Besides, I couldn't picture myself at Aidan's age saying, as he said yesterday, "Feta cheese! Yummy! I like feta cheese!"
It is such a challenge to me to try to steer away from foods with highly processed flours or the icky family of hydrogenated and partially hydrogenated fats. So many tasty things I've grown up with having and making meals of contain a lot of that stuff. I've begun the adventure of switching to brown rice, and trying to tone down dramatically on how much bread and pasta I eat. I'm trying to go gung-ho on vegetables. A nice varied salad is all well and good, but it certainly lessens the monotony to experiment with these veggie-centric dishes.
The tricky part is trying to have enough of the kinds of vegetables I need while not having too much leftover, spoiling before we get to them. It is definitely worth it though. I'm starting to feel a bit more energetic despite the heat. Meat-and-potatoes sorts of meals, while hearty, aren't what my body needs. I've been a sugar and starch addict for soooo long.

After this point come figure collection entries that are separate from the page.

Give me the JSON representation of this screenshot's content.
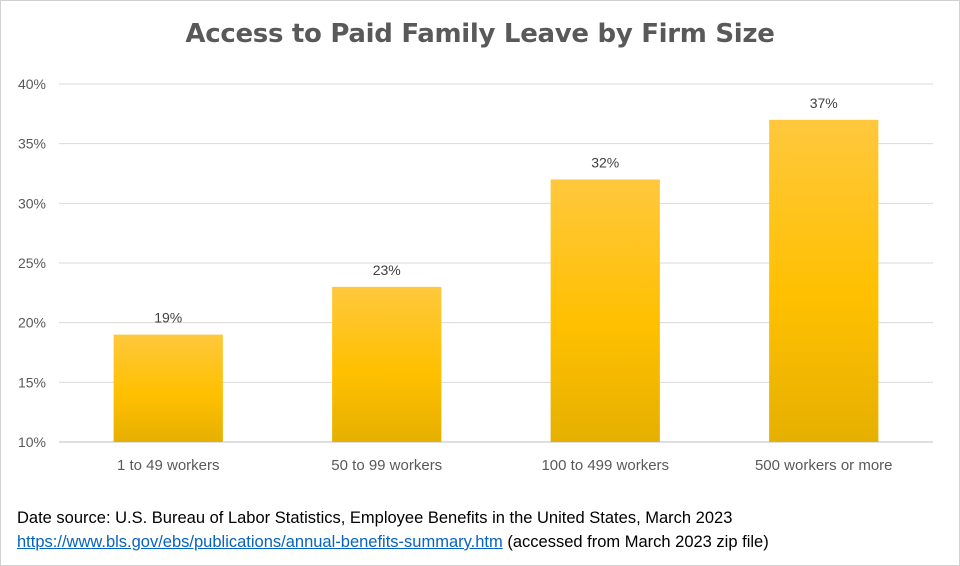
{
  "chart_data": {
    "type": "bar",
    "title": "Access to Paid Family Leave by Firm Size",
    "categories": [
      "1 to 49 workers",
      "50 to 99 workers",
      "100 to 499 workers",
      "500 workers or more"
    ],
    "values": [
      19,
      23,
      32,
      37
    ],
    "data_labels": [
      "19%",
      "23%",
      "32%",
      "37%"
    ],
    "ylim": [
      10,
      40
    ],
    "yticks": [
      10,
      15,
      20,
      25,
      30,
      35,
      40
    ],
    "ytick_labels": [
      "10%",
      "15%",
      "20%",
      "25%",
      "30%",
      "35%",
      "40%"
    ],
    "grid": true,
    "legend": "none",
    "bar_color_top": "#ffc83d",
    "bar_color_bottom": "#e6b000"
  },
  "source": {
    "line1": "Date source: U.S. Bureau of Labor Statistics, Employee Benefits in the United States, March 2023",
    "link_text": "https://www.bls.gov/ebs/publications/annual-benefits-summary.htm",
    "link_suffix": " (accessed from March 2023 zip file)"
  }
}
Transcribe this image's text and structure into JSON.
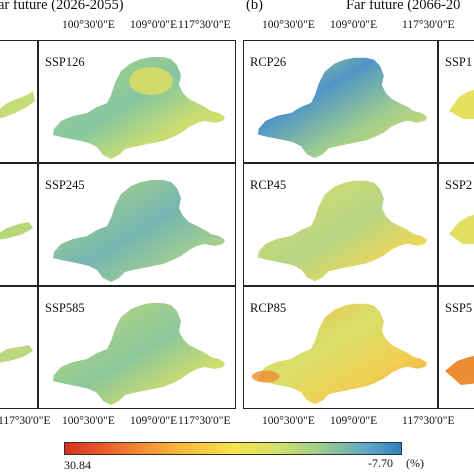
{
  "left_figure": {
    "title": "ar future (2026-2055)",
    "x_ticks": [
      "100°30'0\"E",
      "109°0'0\"E",
      "117°30'0\"E"
    ],
    "panels": [
      "SSP126",
      "SSP245",
      "SSP585"
    ]
  },
  "right_figure": {
    "letter": "(b)",
    "title": "Far future (2066-20",
    "x_ticks": [
      "100°30'0\"E",
      "109°0'0\"E",
      "117°30'0\"E"
    ],
    "panels": [
      "RCP26",
      "RCP45",
      "RCP85"
    ],
    "cut_labels": [
      "SSP1",
      "SSP2",
      "SSP5"
    ]
  },
  "colorbar": {
    "min_label": "30.84",
    "max_label": "-7.70",
    "unit": "(%)",
    "colors": [
      "#d7301f",
      "#ef6a2b",
      "#f9b43b",
      "#f6e34a",
      "#d8e26a",
      "#9ccc8a",
      "#5fa7c8",
      "#2e82c0"
    ]
  }
}
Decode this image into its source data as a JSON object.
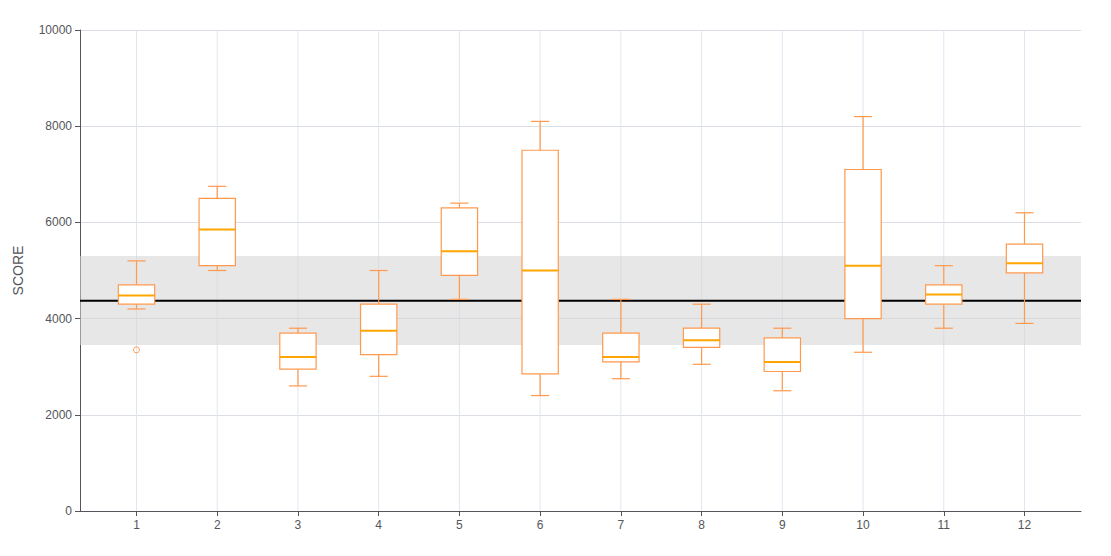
{
  "chart_data": {
    "type": "box",
    "ylabel": "SCORE",
    "x": [
      1,
      2,
      3,
      4,
      5,
      6,
      7,
      8,
      9,
      10,
      11,
      12
    ],
    "xlim": [
      0.3,
      12.7
    ],
    "xticks": [
      1,
      2,
      3,
      4,
      5,
      6,
      7,
      8,
      9,
      10,
      11,
      12
    ],
    "ylim": [
      0,
      10000
    ],
    "yticks": [
      0,
      2000,
      4000,
      6000,
      8000,
      10000
    ],
    "grid": true,
    "series": [
      {
        "type": "band",
        "lower": 3450,
        "upper": 5300,
        "color": "#d3d3d3"
      },
      {
        "type": "hline",
        "value": 4370,
        "color": "#000000"
      },
      {
        "type": "box",
        "color": "#FFA500",
        "boxes": [
          {
            "whislo": 4200,
            "q1": 4300,
            "med": 4480,
            "q3": 4700,
            "whishi": 5200,
            "fliers": [
              3350
            ]
          },
          {
            "whislo": 5000,
            "q1": 5100,
            "med": 5850,
            "q3": 6500,
            "whishi": 6750,
            "fliers": []
          },
          {
            "whislo": 2600,
            "q1": 2950,
            "med": 3200,
            "q3": 3700,
            "whishi": 3800,
            "fliers": []
          },
          {
            "whislo": 2800,
            "q1": 3250,
            "med": 3750,
            "q3": 4300,
            "whishi": 5000,
            "fliers": []
          },
          {
            "whislo": 4400,
            "q1": 4900,
            "med": 5400,
            "q3": 6300,
            "whishi": 6400,
            "fliers": []
          },
          {
            "whislo": 2400,
            "q1": 2850,
            "med": 5000,
            "q3": 7500,
            "whishi": 8100,
            "fliers": []
          },
          {
            "whislo": 2750,
            "q1": 3100,
            "med": 3200,
            "q3": 3700,
            "whishi": 4400,
            "fliers": []
          },
          {
            "whislo": 3050,
            "q1": 3400,
            "med": 3550,
            "q3": 3800,
            "whishi": 4300,
            "fliers": []
          },
          {
            "whislo": 2500,
            "q1": 2900,
            "med": 3100,
            "q3": 3600,
            "whishi": 3800,
            "fliers": []
          },
          {
            "whislo": 3300,
            "q1": 4000,
            "med": 5100,
            "q3": 7100,
            "whishi": 8200,
            "fliers": []
          },
          {
            "whislo": 3800,
            "q1": 4300,
            "med": 4500,
            "q3": 4700,
            "whishi": 5100,
            "fliers": []
          },
          {
            "whislo": 3900,
            "q1": 4950,
            "med": 5150,
            "q3": 5550,
            "whishi": 6200,
            "fliers": []
          }
        ]
      }
    ]
  }
}
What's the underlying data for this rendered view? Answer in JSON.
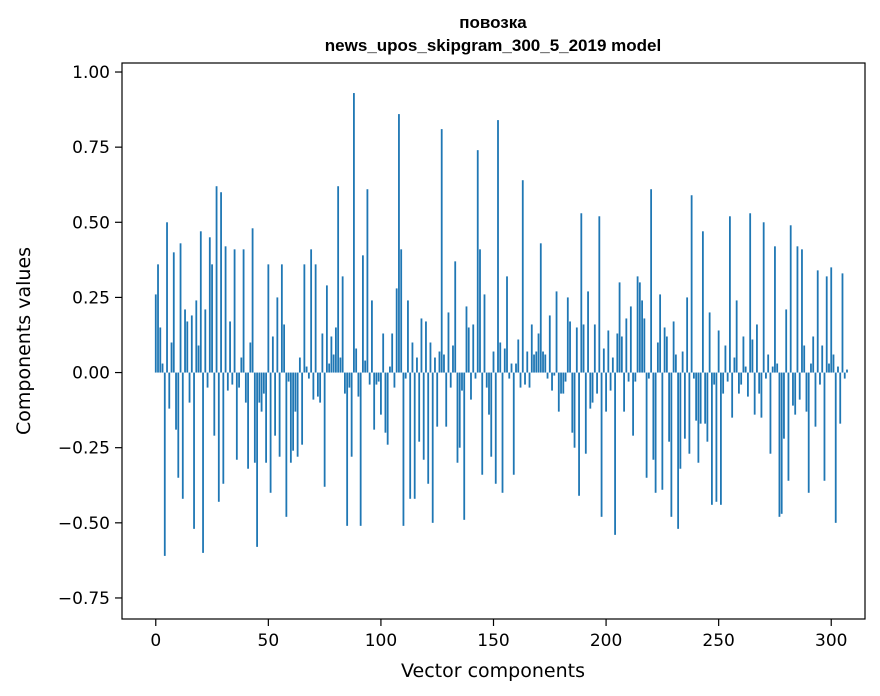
{
  "chart_data": {
    "type": "bar",
    "title": "повозка",
    "subtitle": "news_upos_skipgram_300_5_2019 model",
    "xlabel": "Vector components",
    "ylabel": "Components values",
    "xlim": [
      -15,
      315
    ],
    "ylim": [
      -0.82,
      1.03
    ],
    "xticks": [
      0,
      50,
      100,
      150,
      200,
      250,
      300
    ],
    "xtick_labels": [
      "0",
      "50",
      "100",
      "150",
      "200",
      "250",
      "300"
    ],
    "yticks": [
      -0.75,
      -0.5,
      -0.25,
      0.0,
      0.25,
      0.5,
      0.75,
      1.0
    ],
    "ytick_labels": [
      "−0.75",
      "−0.50",
      "−0.25",
      "0.00",
      "0.25",
      "0.50",
      "0.75",
      "1.00"
    ],
    "grid": false,
    "bar_color": "#1f77b4",
    "values": [
      0.26,
      0.36,
      0.15,
      0.03,
      -0.61,
      0.5,
      -0.12,
      0.1,
      0.4,
      -0.19,
      -0.35,
      0.43,
      -0.42,
      0.21,
      0.17,
      -0.1,
      0.19,
      -0.52,
      0.24,
      0.09,
      0.47,
      -0.6,
      0.21,
      -0.05,
      0.45,
      0.36,
      -0.21,
      0.62,
      -0.43,
      0.6,
      -0.37,
      0.42,
      -0.06,
      0.17,
      -0.04,
      0.41,
      -0.29,
      -0.05,
      0.05,
      0.41,
      -0.1,
      -0.32,
      0.1,
      0.48,
      -0.3,
      -0.58,
      -0.1,
      -0.13,
      -0.07,
      -0.3,
      0.36,
      -0.4,
      0.12,
      -0.21,
      0.25,
      -0.28,
      0.36,
      0.16,
      -0.48,
      -0.03,
      -0.3,
      -0.26,
      -0.13,
      -0.28,
      0.05,
      -0.24,
      0.36,
      0.02,
      -0.02,
      0.41,
      -0.09,
      0.36,
      -0.08,
      -0.1,
      0.13,
      -0.38,
      0.29,
      0.03,
      0.12,
      0.06,
      0.15,
      0.62,
      0.05,
      0.32,
      -0.07,
      -0.51,
      -0.05,
      -0.28,
      0.93,
      0.08,
      -0.08,
      -0.51,
      0.39,
      0.04,
      0.61,
      -0.04,
      0.24,
      -0.19,
      -0.04,
      -0.03,
      -0.14,
      0.13,
      -0.2,
      -0.24,
      0.02,
      0.13,
      -0.05,
      0.28,
      0.86,
      0.41,
      -0.51,
      -0.02,
      0.24,
      -0.42,
      0.1,
      -0.42,
      0.05,
      -0.23,
      0.18,
      -0.29,
      0.17,
      -0.37,
      0.1,
      -0.5,
      0.05,
      -0.18,
      0.07,
      0.81,
      0.06,
      -0.18,
      0.2,
      -0.05,
      0.09,
      0.37,
      -0.3,
      -0.25,
      -0.06,
      -0.49,
      0.22,
      0.15,
      -0.09,
      0.16,
      -0.02,
      0.74,
      0.41,
      -0.34,
      0.26,
      -0.05,
      -0.14,
      -0.28,
      0.07,
      -0.37,
      0.84,
      0.1,
      -0.4,
      0.08,
      0.32,
      -0.02,
      0.03,
      -0.34,
      0.03,
      0.11,
      -0.05,
      0.64,
      -0.04,
      0.07,
      -0.05,
      0.16,
      0.06,
      0.07,
      0.13,
      0.43,
      0.07,
      0.06,
      -0.02,
      0.19,
      -0.06,
      -0.01,
      0.27,
      -0.13,
      -0.07,
      -0.07,
      -0.03,
      0.25,
      0.17,
      -0.2,
      -0.25,
      0.15,
      -0.41,
      0.53,
      0.16,
      -0.27,
      0.27,
      -0.12,
      -0.1,
      0.16,
      -0.07,
      0.52,
      -0.48,
      0.08,
      -0.13,
      0.14,
      -0.06,
      0.05,
      -0.54,
      0.13,
      0.3,
      0.12,
      -0.13,
      0.18,
      -0.03,
      0.22,
      -0.21,
      -0.03,
      0.32,
      0.3,
      0.24,
      0.18,
      -0.35,
      -0.02,
      0.61,
      -0.29,
      -0.4,
      0.1,
      0.26,
      -0.39,
      0.15,
      0.12,
      -0.23,
      -0.48,
      0.17,
      0.06,
      -0.52,
      -0.32,
      0.07,
      -0.22,
      0.25,
      -0.27,
      0.59,
      -0.02,
      -0.16,
      -0.3,
      -0.17,
      0.47,
      -0.17,
      -0.23,
      0.2,
      -0.44,
      -0.04,
      -0.43,
      0.14,
      -0.44,
      -0.07,
      0.09,
      -0.03,
      0.52,
      -0.15,
      0.05,
      0.24,
      -0.07,
      -0.04,
      0.12,
      0.02,
      -0.08,
      0.53,
      0.11,
      -0.14,
      0.16,
      -0.07,
      -0.15,
      0.5,
      -0.02,
      0.06,
      -0.27,
      0.02,
      0.42,
      0.03,
      -0.48,
      -0.47,
      -0.22,
      0.21,
      -0.36,
      0.49,
      -0.11,
      -0.14,
      0.42,
      -0.09,
      0.41,
      0.09,
      -0.13,
      -0.4,
      0.03,
      0.12,
      -0.18,
      0.34,
      -0.04,
      0.09,
      -0.36,
      0.32,
      0.03,
      0.35,
      0.06,
      -0.5,
      0.02,
      -0.17,
      0.33,
      -0.02,
      0.01
    ]
  }
}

I can't say I don't like the stuff. I love bread and thick, starchy soups, potatoes and beans, cookies and cakes and puddings. It's just that I have loads of trouble saying no to second and third helpings of them sometimes. And pop. Damn but that stuff can put a lot of sugar into a body fast.
Perhaps there are ways yet to work my way out of this sugar and starch addiction.